Quand 4,3 millions d’utilisateurs se font piéger : des extensions « légitimes » Chrome et Edge ont attendu des années
avant d’activer backdoors et spyware dans un silence total
L’affaire aurait pu rester invisible encore longtemps si plusieurs équipes de chercheurs n’avaient pas fini par comprendre qu’un réseau d’extensions « tout à fait banales » pour Chrome et Microsoft Edge, actives depuis parfois plus de trois ans, dissimulait en réalité un mécanisme de compromission à retardement. Avec 4,3 millions d’utilisateurs touchés, cette opération démontre à quel point l’écosystème des extensions navigateurs est devenu un terrain d’attaque sophistiqué, patient et diablement efficace. Les professionnels de la cybersécurité y voient désormais l’un des vecteurs les plus sous-estimés de la menace moderne.
Contexte
Une campagne malveillante menée pendant sept ans à l'aide d'extensions de navigateur a infecté 4,3 millions d'utilisateurs de Google Chrome et Microsoft Edge avec des logiciels malveillants, notamment des portes dérobées et des logiciels espions qui envoyaient les données des utilisateurs vers des serveurs situés en Chine. Et, selon les chercheurs de Koi, cinq des extensions ayant été installées plus de 4 millions de fois sont toujours disponibles sur la boutique Edge.
Les pirates, que Koi a baptisés ShadyPanda, ont joué la carte de la patience : ils ont publié des extensions légitimes, accumulant des milliers, voire des millions de téléchargements sur plusieurs années, puis ont diffusé une mise à jour contenant des logiciels malveillants qui s'installait automatiquement sur tous les appareils des utilisateurs.
Comme les deux marketplaces examinent les extensions lors de leur soumission (il ne s'agit pas d'un processus continu), ces outils de productivité apparemment exceptionnels, dont certains bénéficiaient du statut « Featured » (Recommandé) et « Verified » (Vérifié) ainsi que d'avis élogieux de la part des utilisateurs et d'un nombre élevé d'installations, ont pu suivre le comportement des utilisateurs et voler des informations sensibles en toute discrétion pendant des années.
« Pas de phishing. Pas d'ingénierie sociale. Juste des extensions fiables avec des mises à jour discrètes qui ont transformé des outils de productivité en plateformes de surveillance », a déclaré l'équipe de recherche des menaces dans un blog publié lundi.
La menace invisible : quand le temps joue pour les attaquants
Les extensions incriminées ne sont pas apparues comme des malwares classiques.

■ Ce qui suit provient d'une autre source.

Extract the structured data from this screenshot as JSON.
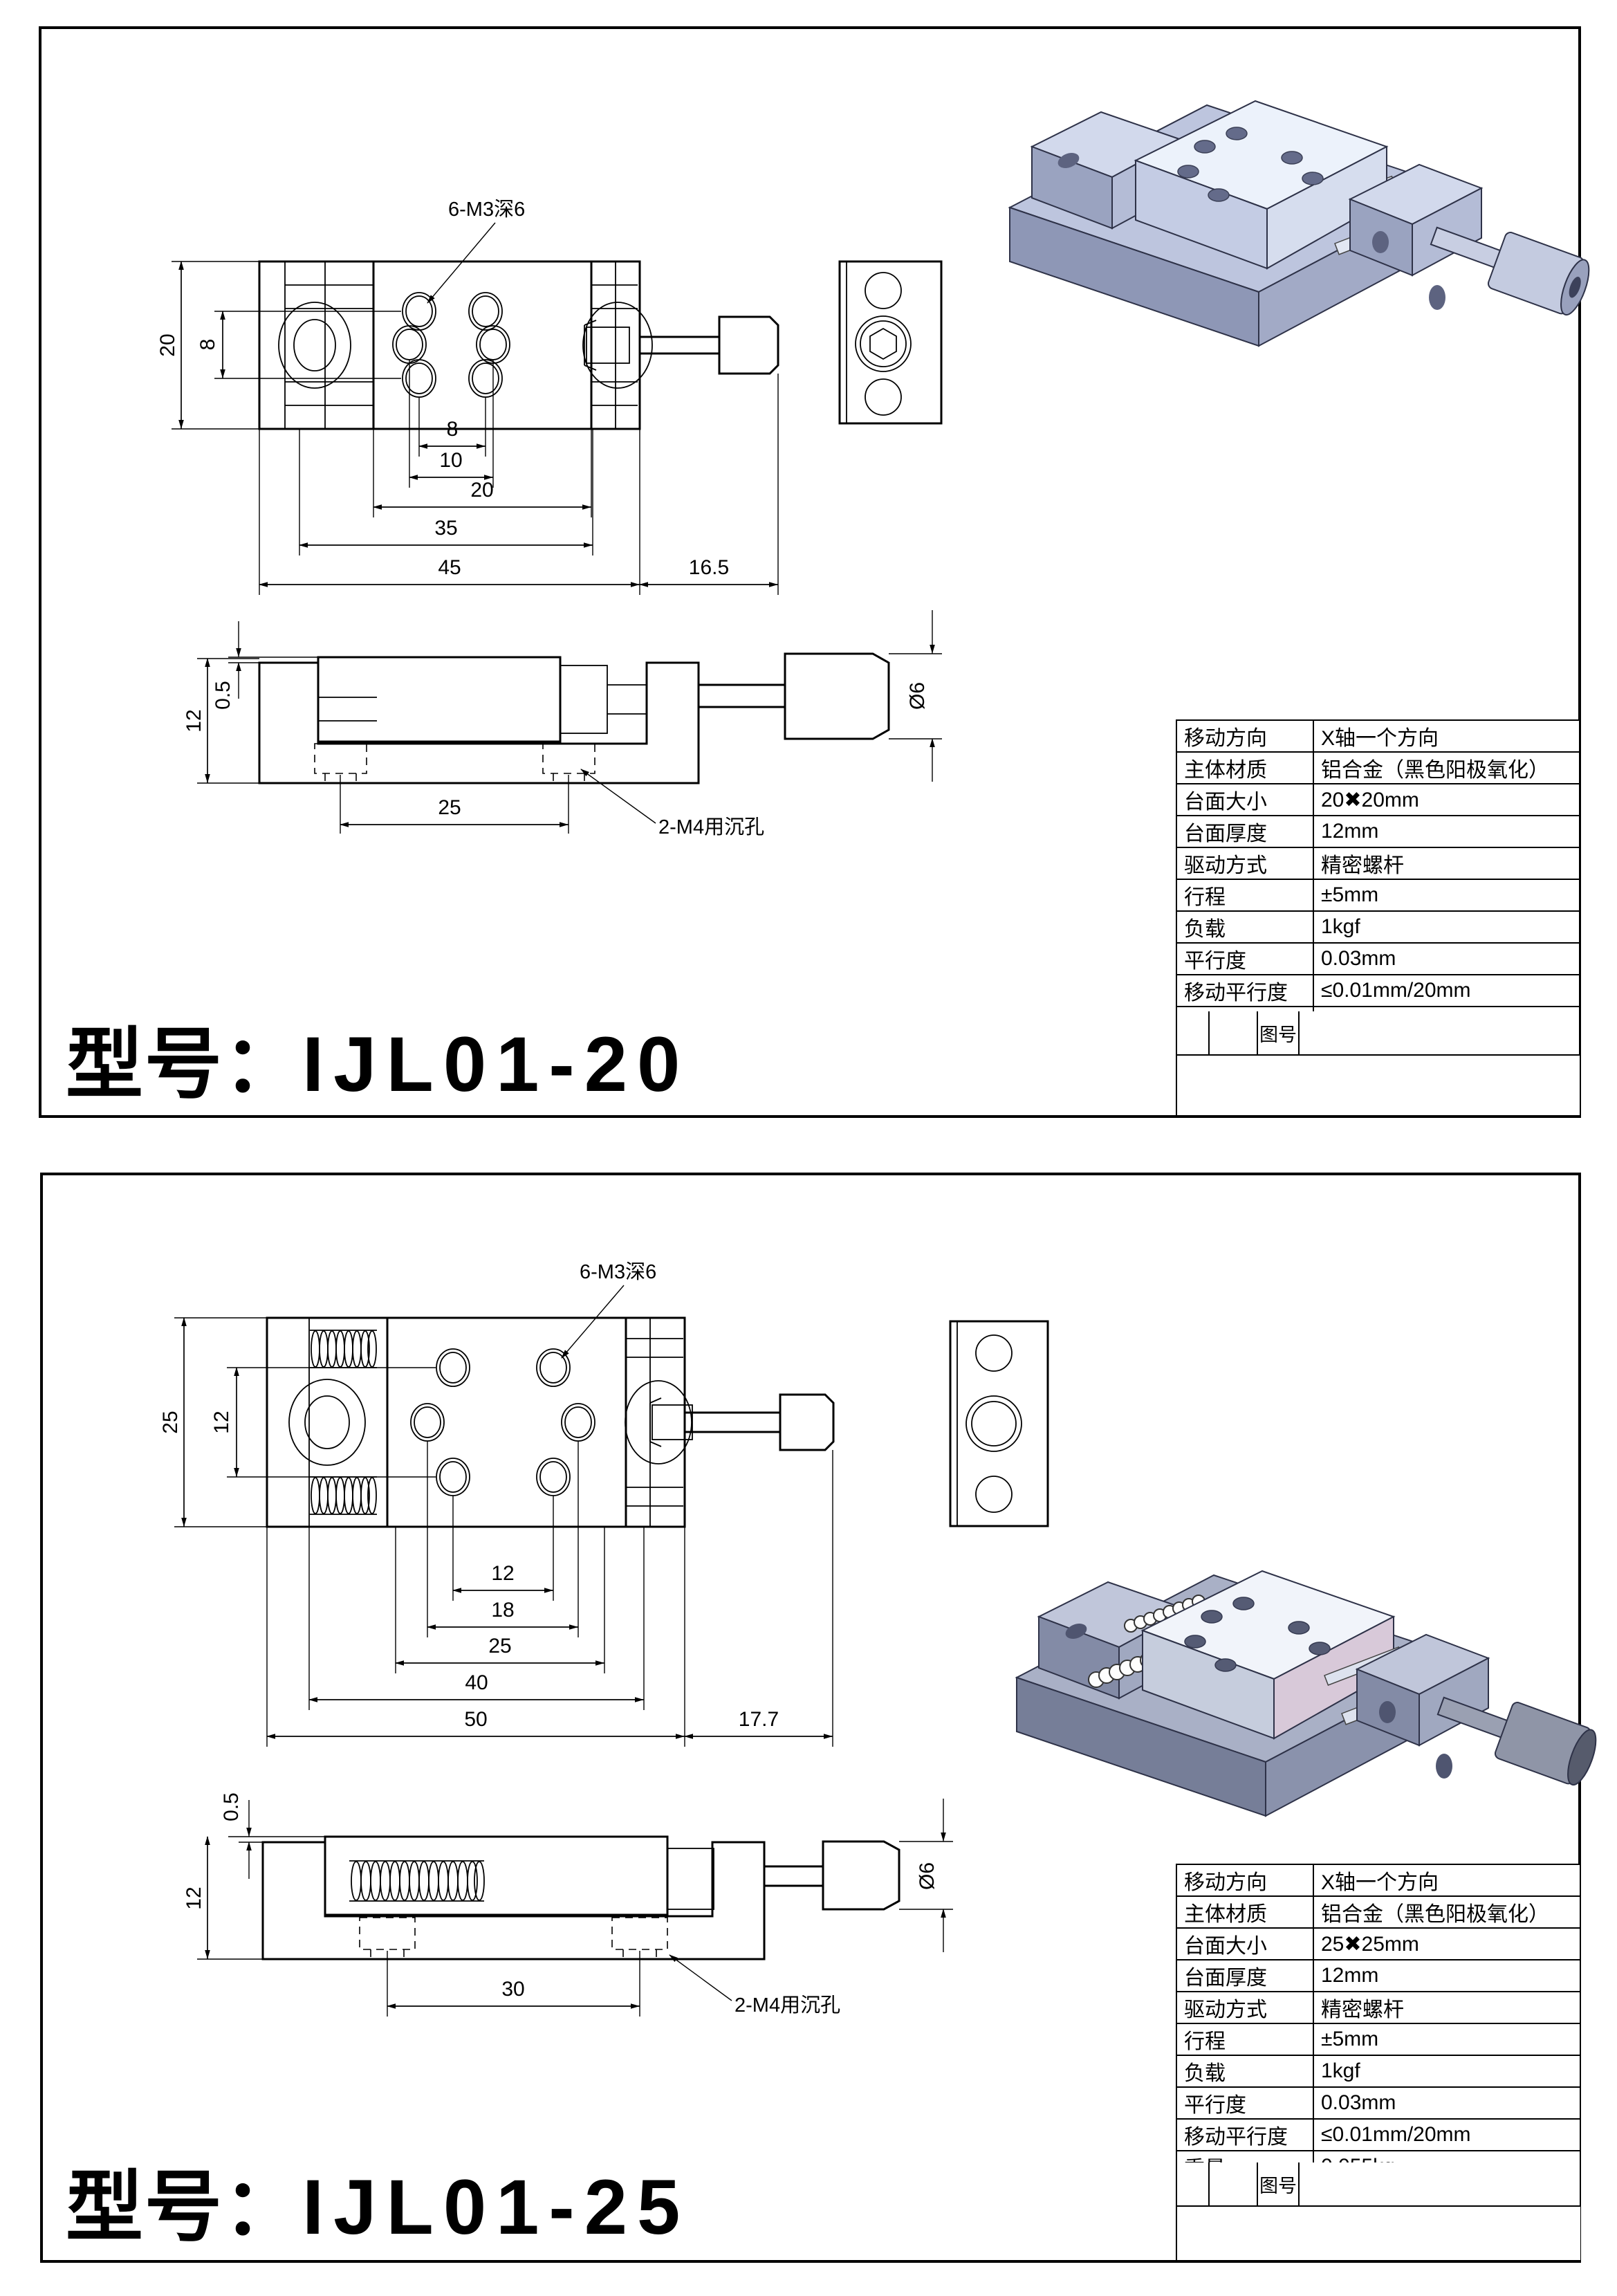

Elles ont d’abord offert un réel service, parfois très utile, souvent très simple : convertisseurs de fichiers, comparateurs de prix, outils PDF, widgets météo. Rien qui ne puisse déclencher la méfiance d’un utilisateur, et encore moins celle d’une équipe IT habituée aux add-ons répandus dans les environnements de travail.

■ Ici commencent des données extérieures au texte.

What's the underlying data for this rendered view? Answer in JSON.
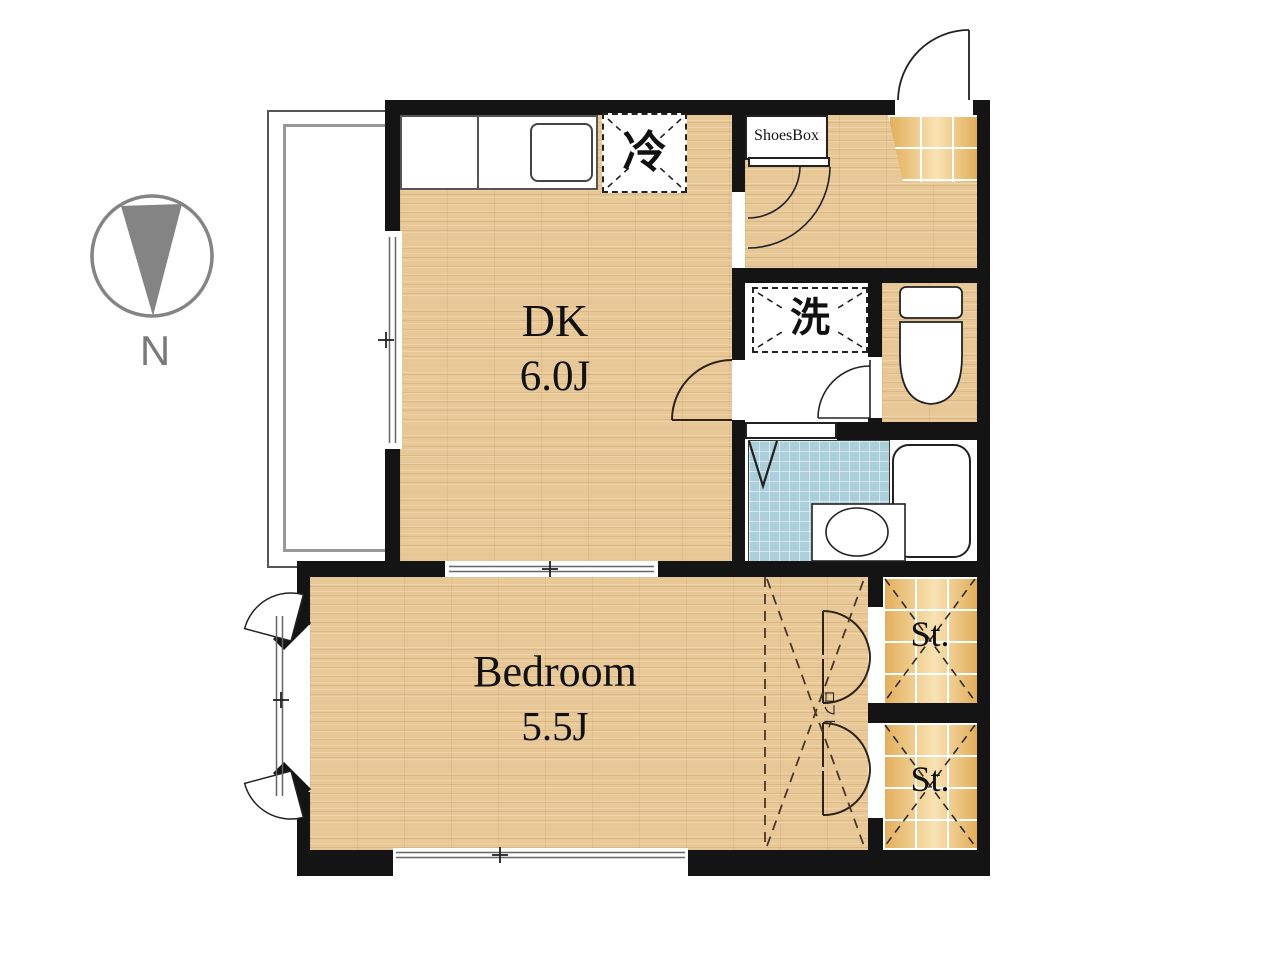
{
  "compass": {
    "label": "N"
  },
  "rooms": {
    "dk": {
      "name": "DK",
      "size": "6.0J"
    },
    "bedroom": {
      "name": "Bedroom",
      "size": "5.5J"
    },
    "storage_top": {
      "label": "St."
    },
    "storage_bottom": {
      "label": "St."
    },
    "loft": {
      "label": "ロフト"
    }
  },
  "fixtures": {
    "refrigerator": {
      "label": "冷"
    },
    "washer": {
      "label": "洗"
    },
    "shoesbox": {
      "label": "ShoesBox"
    }
  },
  "colors": {
    "wall": "#141414",
    "wood_floor": "#e9c897",
    "tile_floor": "#ecbf74",
    "bath_tile": "#accfdc",
    "compass_gray": "#848484",
    "line": "#222222"
  }
}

Ce qui rend l’opération unique est la temporalité. Les extensions ont attendu. Plusieurs mois, parfois plusieurs années. Cette patience leur a permis de bâtir une réputation légitime, d’obtenir de bonnes évaluations, d’être recommandées sur des forums, voire parfois intégrées aux environnements professionnels sans alerte. Un scénario parfait pour une attaque différée et massive.
Envoyé par Koi
L’activation du code malveillant : un interrupteur après des années de sommeil
Les chercheurs expliquent que le déclenchement du code malveillant s’est fait via des mises à jour entièrement conformes au mécanisme de distribution officiel du Chrome Web Store et de l’Edge Add-ons Store. Aucune vulnérabilité n’a été exploitée : les attaquants ont tout simplement profité de la confiance accordée par les utilisateurs.
Derrière ces mises à jour, les extensions se sont transformées en plateformes d’espionnage. Elles ajoutaient progressivement des fonctions de backdoor, siphonnaient des données de navigation et exécutaient du code venant de serveurs command-and-control soigneusement masqués. Certaines extensions allaient jusqu’à manipuler les requêtes web, injecter des publicités invisibles ou détourner des sessions authentifiées.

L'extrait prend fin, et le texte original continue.